Non-proper complete minimal surfaces embedded in H^2 x R

TL;DR

This paper constructs a broad class of non-proper complete minimal surfaces in H^2 x R, demonstrating new behaviors and counterexamples to classical conjectures, expanding understanding of minimal surface embeddings in hyperbolic product spaces.

Contribution

It introduces a large family of non-proper embedded minimal surfaces in H^2 x R, invariant under various isometries, with finite total curvature, challenging existing conjectures.

Findings

Constructed non-proper complete minimal disks invariant under isometries.

Surfaces have finite total curvature in the quotient space.

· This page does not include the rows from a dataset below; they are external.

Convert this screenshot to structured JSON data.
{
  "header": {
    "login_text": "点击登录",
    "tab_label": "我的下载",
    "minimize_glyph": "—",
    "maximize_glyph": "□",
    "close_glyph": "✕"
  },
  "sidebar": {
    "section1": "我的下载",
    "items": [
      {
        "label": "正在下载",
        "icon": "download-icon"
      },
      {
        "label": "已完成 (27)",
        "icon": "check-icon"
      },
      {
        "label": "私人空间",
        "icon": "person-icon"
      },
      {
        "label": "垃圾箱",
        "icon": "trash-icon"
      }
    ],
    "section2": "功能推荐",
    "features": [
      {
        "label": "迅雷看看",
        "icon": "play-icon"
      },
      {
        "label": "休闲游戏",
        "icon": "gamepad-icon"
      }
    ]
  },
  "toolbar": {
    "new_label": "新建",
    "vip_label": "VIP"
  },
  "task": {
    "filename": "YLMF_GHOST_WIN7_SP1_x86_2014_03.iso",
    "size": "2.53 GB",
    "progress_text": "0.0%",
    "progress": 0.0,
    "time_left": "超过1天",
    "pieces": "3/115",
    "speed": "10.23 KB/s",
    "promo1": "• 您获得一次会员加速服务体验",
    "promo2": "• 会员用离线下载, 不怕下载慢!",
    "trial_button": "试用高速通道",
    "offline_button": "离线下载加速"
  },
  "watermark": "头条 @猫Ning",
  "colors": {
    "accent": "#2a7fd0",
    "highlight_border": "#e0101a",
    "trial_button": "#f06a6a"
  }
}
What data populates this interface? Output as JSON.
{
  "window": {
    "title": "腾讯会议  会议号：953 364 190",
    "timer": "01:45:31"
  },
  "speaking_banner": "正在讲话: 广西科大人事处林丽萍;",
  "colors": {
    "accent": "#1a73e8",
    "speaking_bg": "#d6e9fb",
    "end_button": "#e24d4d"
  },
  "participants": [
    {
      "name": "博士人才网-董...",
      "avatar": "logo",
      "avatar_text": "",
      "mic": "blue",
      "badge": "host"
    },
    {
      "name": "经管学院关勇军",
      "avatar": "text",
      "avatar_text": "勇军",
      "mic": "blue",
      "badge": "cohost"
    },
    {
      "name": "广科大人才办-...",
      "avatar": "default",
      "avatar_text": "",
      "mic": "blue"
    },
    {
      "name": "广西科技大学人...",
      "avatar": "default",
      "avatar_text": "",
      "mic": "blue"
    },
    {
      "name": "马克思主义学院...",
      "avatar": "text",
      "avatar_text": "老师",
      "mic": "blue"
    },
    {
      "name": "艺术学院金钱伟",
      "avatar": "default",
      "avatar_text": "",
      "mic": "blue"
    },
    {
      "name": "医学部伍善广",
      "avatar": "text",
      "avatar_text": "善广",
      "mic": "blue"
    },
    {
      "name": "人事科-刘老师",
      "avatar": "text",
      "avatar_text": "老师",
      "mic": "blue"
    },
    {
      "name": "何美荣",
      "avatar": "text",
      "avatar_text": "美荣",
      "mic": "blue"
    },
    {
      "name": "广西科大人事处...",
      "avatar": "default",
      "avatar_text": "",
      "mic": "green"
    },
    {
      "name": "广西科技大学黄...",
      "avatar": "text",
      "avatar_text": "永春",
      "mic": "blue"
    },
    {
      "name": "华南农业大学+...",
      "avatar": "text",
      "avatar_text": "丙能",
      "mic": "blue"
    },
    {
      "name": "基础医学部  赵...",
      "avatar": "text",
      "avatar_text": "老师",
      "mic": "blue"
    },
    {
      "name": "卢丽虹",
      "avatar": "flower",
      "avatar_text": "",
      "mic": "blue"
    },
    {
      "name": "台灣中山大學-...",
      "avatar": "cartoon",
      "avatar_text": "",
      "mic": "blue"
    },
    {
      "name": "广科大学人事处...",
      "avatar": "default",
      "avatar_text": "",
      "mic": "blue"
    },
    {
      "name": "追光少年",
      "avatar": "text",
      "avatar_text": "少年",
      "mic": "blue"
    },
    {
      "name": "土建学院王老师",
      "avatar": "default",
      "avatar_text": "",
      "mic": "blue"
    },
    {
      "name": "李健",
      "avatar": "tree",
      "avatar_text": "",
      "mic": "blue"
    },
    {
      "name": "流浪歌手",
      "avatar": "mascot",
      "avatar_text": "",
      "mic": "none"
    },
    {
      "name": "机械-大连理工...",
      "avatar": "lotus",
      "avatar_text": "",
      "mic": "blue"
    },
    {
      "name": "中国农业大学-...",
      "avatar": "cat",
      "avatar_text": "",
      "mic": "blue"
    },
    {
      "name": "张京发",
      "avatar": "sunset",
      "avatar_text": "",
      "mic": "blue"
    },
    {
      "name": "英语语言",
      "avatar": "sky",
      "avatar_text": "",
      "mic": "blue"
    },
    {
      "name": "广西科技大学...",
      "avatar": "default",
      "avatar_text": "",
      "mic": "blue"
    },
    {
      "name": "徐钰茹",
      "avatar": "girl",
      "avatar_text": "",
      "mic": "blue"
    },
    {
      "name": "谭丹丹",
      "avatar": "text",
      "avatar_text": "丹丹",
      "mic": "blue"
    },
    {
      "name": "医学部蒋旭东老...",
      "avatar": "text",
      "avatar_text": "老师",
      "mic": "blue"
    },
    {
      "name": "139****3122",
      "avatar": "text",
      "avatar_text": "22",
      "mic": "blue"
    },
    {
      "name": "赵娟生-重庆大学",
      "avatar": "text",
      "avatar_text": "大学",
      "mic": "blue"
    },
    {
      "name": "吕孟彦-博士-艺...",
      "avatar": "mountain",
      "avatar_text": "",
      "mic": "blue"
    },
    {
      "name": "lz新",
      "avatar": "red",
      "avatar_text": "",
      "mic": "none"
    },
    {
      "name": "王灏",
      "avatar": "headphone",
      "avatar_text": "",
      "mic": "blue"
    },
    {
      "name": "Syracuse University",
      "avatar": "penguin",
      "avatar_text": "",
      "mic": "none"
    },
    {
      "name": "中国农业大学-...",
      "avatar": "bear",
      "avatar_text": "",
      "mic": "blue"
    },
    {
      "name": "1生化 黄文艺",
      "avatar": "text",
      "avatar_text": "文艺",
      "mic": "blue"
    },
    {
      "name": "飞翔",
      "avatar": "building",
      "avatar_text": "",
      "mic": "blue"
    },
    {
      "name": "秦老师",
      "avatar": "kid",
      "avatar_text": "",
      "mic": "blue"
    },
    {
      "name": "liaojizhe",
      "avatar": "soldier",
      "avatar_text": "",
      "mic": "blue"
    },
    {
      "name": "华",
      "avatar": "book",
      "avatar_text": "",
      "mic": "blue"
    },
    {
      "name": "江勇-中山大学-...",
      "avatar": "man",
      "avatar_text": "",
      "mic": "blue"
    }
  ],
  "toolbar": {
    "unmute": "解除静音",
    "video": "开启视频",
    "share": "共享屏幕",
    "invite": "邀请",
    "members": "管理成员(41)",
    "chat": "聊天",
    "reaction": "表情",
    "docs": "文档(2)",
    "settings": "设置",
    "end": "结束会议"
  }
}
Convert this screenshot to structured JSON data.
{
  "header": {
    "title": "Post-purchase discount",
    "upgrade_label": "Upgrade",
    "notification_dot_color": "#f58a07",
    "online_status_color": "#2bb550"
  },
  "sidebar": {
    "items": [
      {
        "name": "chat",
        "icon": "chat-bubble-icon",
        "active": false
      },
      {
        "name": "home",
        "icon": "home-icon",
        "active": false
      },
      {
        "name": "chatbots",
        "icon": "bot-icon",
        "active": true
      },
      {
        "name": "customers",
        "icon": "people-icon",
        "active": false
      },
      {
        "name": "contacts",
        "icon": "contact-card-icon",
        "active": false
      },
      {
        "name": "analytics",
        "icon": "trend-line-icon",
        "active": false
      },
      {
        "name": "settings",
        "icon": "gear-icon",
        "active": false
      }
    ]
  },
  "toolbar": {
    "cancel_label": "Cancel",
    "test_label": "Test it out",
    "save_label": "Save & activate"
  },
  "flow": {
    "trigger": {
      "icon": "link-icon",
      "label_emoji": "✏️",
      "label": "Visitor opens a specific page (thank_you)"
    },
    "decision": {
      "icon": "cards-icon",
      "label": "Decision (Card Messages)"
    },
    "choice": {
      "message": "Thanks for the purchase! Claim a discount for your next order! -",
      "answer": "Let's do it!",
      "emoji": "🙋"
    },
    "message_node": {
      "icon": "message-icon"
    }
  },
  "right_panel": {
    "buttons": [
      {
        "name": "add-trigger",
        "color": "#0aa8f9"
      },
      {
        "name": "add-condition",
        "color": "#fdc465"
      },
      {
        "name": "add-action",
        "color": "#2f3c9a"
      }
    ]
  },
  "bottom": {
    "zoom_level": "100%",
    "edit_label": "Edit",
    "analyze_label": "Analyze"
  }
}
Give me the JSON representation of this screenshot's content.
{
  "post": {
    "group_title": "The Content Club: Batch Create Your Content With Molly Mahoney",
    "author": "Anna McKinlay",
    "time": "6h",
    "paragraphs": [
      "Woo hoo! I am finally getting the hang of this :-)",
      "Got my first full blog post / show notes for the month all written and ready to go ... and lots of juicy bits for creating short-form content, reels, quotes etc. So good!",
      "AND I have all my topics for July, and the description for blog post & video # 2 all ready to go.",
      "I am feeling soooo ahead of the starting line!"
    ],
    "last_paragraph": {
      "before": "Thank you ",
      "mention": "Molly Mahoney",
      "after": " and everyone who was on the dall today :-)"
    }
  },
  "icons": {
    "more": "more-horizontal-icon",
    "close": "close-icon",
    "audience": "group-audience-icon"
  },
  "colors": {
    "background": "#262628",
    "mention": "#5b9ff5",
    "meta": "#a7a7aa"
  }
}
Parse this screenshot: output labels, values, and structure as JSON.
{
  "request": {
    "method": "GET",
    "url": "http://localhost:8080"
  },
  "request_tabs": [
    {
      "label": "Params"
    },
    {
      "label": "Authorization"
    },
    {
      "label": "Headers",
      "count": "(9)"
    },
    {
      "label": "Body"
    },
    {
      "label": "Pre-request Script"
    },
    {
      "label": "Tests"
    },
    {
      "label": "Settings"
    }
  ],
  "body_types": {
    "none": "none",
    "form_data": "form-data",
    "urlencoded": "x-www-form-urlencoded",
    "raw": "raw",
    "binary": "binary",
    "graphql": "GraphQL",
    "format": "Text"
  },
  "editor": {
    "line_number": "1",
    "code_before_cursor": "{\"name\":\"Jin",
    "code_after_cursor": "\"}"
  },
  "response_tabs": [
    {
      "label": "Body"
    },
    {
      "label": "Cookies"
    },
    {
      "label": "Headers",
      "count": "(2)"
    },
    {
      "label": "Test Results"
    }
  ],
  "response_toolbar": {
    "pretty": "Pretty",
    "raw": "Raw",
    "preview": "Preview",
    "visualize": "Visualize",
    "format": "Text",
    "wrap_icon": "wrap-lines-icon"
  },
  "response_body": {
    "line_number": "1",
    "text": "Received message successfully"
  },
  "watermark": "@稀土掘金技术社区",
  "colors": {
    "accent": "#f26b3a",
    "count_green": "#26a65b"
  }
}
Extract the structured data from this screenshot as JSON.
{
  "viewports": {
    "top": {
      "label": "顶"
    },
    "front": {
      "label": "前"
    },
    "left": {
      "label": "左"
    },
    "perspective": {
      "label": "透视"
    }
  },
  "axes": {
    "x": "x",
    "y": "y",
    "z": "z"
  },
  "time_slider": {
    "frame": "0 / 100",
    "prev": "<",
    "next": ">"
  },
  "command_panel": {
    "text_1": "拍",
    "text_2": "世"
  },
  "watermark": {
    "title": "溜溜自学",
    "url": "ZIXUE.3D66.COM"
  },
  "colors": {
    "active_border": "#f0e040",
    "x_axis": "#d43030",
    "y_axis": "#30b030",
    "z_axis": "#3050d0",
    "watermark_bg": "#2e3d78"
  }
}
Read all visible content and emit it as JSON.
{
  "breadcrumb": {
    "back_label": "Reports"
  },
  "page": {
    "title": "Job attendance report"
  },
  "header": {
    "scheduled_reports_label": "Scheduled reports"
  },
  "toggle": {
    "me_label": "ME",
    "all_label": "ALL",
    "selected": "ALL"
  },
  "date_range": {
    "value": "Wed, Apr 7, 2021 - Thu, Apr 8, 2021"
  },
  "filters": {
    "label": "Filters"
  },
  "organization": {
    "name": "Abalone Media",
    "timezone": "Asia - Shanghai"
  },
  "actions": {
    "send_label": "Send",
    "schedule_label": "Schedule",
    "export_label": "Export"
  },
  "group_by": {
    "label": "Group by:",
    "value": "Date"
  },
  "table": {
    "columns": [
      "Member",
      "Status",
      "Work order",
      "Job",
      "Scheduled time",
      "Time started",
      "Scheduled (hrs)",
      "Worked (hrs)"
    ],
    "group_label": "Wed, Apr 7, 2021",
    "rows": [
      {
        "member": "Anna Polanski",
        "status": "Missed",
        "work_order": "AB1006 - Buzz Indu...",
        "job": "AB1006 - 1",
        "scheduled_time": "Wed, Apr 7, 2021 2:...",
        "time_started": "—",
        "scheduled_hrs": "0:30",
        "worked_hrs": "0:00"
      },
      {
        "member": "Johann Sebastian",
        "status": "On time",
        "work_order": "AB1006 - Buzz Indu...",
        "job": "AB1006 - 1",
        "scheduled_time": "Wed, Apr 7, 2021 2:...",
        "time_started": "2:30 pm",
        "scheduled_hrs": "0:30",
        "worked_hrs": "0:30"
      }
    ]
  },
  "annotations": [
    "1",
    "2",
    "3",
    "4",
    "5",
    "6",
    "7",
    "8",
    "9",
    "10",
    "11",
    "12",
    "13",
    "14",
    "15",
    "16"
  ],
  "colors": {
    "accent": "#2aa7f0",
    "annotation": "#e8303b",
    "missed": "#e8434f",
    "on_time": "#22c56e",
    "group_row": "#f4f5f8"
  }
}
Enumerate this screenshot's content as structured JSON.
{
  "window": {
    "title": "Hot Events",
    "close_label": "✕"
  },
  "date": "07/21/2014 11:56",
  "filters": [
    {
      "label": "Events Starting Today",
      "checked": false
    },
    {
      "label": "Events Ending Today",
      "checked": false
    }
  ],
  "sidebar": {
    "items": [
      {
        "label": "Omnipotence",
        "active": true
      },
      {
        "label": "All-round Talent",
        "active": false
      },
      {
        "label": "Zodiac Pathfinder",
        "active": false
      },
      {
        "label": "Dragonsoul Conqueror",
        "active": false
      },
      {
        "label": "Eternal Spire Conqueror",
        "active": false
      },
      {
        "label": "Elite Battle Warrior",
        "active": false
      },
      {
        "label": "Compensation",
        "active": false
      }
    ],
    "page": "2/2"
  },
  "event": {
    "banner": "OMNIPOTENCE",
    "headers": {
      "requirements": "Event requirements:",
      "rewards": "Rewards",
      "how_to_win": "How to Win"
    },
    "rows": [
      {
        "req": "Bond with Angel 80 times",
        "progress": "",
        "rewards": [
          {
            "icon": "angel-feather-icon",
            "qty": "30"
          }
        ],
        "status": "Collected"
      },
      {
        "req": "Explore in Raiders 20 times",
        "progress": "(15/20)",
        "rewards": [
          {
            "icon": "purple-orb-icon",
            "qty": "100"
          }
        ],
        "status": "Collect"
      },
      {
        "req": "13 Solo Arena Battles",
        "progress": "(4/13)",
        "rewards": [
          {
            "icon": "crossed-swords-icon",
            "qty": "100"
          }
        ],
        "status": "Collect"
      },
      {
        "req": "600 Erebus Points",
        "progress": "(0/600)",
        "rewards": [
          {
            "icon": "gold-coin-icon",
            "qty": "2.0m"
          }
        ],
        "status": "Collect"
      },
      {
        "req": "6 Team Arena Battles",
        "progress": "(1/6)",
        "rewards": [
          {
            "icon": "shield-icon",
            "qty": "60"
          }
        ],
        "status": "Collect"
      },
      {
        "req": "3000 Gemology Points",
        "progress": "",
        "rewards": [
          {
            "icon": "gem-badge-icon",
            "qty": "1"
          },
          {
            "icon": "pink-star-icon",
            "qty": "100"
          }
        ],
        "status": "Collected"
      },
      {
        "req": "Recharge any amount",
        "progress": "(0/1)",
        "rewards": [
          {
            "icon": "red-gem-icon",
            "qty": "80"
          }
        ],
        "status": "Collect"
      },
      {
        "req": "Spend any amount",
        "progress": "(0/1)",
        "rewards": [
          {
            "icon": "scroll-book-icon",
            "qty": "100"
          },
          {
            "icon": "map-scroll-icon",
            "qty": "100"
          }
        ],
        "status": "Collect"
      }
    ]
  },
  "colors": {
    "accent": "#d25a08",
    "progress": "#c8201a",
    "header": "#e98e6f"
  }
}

Counterexamples to Calabi-Yau conjectures in H^2 x R.

Abstract

Examples of complete minimal surfaces properly embedded in H^2 x R have been extensively studied and the literature contains a plethora of nontrivial ones. In this paper we construct a large class of examples of complete minimal surfaces embedded in H^2 x R, not necessarily proper, which are invariant by a vertical translation or by a hyperbolic or parabolic screw motion. In particular, we construct a large family of non-proper complete minimal disks embedded in H^2 x R invariant by a vertical translation and a hyperbolic screw motion and whose importance is twofold. They have finite total curvature in the quotient of H^2 x R by the isometry, thus highlighting a different behaviour from minimal surfaces embedded in R^3 satisfying the same properties. And they show that the Calabi-Yau conjectures do not hold for embedded minimal surfaces in H^2 x R.